Get the Latest News Updates

Oxygen on Moon? Nasa seeks major breakthrough

NASA scientists have been able to get oxygen from regolith, which is the soil on the moon. This is a big step forward in space research. It would let space scientists use the Moon’s surface as a starting point for their future work.

A team from the Johnson Space Centre in Houston did the process. Using a high-powered laser to start a carbothermal reaction, they used a simulation of lunar soil to remove oxygen, which is needed for life, from the soil. For the first time ever, air was taken away from a space that was under a vacuum.

The Carbothermal Reduction Demonstration (CaRD) project could be used to make oxygen gas for breathing and propellers for moving things.

Anastasia Ford, a NASA engineer, said, “Our team showed that the CaRD reactor would work on the moon’s surface and extract oxygen.”

Ford also said, “This is a big step towards developing the architecture to build sustainable human bases on other planets.”

Nasa has been making plans for a long time to make the moon its base of operations for space research.

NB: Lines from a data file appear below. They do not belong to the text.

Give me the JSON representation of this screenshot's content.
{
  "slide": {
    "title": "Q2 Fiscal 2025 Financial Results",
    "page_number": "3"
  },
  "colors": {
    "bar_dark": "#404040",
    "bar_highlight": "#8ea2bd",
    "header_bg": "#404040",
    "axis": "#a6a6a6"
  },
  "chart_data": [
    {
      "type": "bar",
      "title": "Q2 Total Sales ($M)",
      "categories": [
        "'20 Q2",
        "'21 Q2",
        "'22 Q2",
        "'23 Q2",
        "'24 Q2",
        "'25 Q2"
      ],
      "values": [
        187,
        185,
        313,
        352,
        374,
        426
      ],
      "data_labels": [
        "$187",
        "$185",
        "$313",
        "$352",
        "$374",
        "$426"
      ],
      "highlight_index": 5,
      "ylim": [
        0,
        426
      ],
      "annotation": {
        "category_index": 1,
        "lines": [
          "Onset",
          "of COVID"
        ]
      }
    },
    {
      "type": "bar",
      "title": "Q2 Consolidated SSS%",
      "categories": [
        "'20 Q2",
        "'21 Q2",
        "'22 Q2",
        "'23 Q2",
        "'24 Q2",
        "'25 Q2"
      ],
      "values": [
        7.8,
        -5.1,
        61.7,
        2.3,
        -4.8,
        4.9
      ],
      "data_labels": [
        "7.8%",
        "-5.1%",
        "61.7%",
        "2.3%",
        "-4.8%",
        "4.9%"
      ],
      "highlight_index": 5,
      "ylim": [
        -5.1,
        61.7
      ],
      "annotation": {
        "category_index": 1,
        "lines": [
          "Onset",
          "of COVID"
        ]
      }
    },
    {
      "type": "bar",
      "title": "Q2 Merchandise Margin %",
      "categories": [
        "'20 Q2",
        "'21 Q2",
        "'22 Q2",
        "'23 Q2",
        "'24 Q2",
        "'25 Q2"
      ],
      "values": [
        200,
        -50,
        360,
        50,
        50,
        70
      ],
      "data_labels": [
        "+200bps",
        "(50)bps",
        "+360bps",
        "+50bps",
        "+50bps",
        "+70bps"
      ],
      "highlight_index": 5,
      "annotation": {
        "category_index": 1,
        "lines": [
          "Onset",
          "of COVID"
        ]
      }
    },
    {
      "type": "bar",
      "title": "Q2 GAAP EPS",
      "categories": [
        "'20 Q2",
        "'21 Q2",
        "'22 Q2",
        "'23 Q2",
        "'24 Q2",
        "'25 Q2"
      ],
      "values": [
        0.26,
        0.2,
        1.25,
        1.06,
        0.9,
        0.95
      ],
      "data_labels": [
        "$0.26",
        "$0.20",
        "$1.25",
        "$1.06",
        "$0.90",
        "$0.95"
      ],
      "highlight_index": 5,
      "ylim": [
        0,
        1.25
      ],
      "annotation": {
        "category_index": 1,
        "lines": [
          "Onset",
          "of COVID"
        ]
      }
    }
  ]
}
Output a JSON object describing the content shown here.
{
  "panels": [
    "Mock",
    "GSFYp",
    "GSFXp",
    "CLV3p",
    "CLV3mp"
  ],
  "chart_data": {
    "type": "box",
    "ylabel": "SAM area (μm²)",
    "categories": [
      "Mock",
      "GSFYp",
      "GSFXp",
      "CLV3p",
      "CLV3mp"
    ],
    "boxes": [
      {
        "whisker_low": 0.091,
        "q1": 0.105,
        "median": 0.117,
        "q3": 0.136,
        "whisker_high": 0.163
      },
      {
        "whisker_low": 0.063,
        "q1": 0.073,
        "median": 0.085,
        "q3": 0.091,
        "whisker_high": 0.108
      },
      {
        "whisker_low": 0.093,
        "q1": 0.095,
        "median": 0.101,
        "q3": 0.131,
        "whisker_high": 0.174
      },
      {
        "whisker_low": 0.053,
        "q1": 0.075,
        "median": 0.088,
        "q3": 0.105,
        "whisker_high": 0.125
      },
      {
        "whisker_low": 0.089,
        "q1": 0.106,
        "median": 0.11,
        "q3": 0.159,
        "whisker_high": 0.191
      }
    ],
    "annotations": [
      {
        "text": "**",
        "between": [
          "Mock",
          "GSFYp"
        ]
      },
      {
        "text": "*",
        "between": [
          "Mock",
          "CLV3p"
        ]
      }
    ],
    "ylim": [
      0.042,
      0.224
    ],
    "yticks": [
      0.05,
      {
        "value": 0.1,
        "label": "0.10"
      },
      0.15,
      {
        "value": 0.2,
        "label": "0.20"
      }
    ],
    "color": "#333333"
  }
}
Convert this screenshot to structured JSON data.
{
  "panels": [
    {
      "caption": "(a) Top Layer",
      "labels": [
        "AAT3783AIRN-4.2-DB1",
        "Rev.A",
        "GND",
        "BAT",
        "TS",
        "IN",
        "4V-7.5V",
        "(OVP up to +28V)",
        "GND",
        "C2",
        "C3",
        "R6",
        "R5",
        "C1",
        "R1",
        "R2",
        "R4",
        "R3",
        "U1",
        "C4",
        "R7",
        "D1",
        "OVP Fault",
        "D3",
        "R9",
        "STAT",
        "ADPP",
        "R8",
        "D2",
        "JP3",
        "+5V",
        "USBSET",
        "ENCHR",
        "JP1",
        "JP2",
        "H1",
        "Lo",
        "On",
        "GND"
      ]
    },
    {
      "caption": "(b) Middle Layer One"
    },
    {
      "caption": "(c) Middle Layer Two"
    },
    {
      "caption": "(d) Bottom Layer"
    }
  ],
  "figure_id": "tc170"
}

The goal of the Artemis project is to send people to the moon again in 2025, after 50 years.

The last time a person walked on the moon was in 1972.

The latest success of the oxygen extraction experiment puts it at readiness level six, which means it is ready to be tested in real space.

Aaron Paz, a senior engineer at NASA, said that “the technology has the potential to produce several times its own weight in oxygen per year on the lunar surface.” This will make it possible for people to live and work on the moon for a long time and for an economy to grow there.

Astronauts Jeremy Hansen, Victor Glover, Reid Wiseman, and Christina Hammock Koch (from left to right) celebrate being chosen for the Artemis II mission, which will go around the Moon, at a news conference held by NASA and the Canadian Space Agency (CSA) on April 3, 2023, at the Nasa Johnson Space Center’s Ellington Field in Houston, Texas. — AFP
(L-R) Astronauts Jeremy Hansen, Victor Glover, Reid Wiseman, and Christina Hammock Koch celebrate being chosen for the Artemis II mission that will go around the Moon at a news conference held by NASA and the Canadian Space Agency (CSA) on April 3, 2023, at the Nasa Johnson Space Center’s Ellington Field in Houston, Texas. — AFP
Nasa named the four astronauts who will go to the moon on the Artemis II mission earlier in April. This is the first crewed trip to the moon for the programme.

Nasa has already finished the test flight of the Orion spacecraft, which went to the Moon and came back to Earth in November 2022. This was an unmanned journey.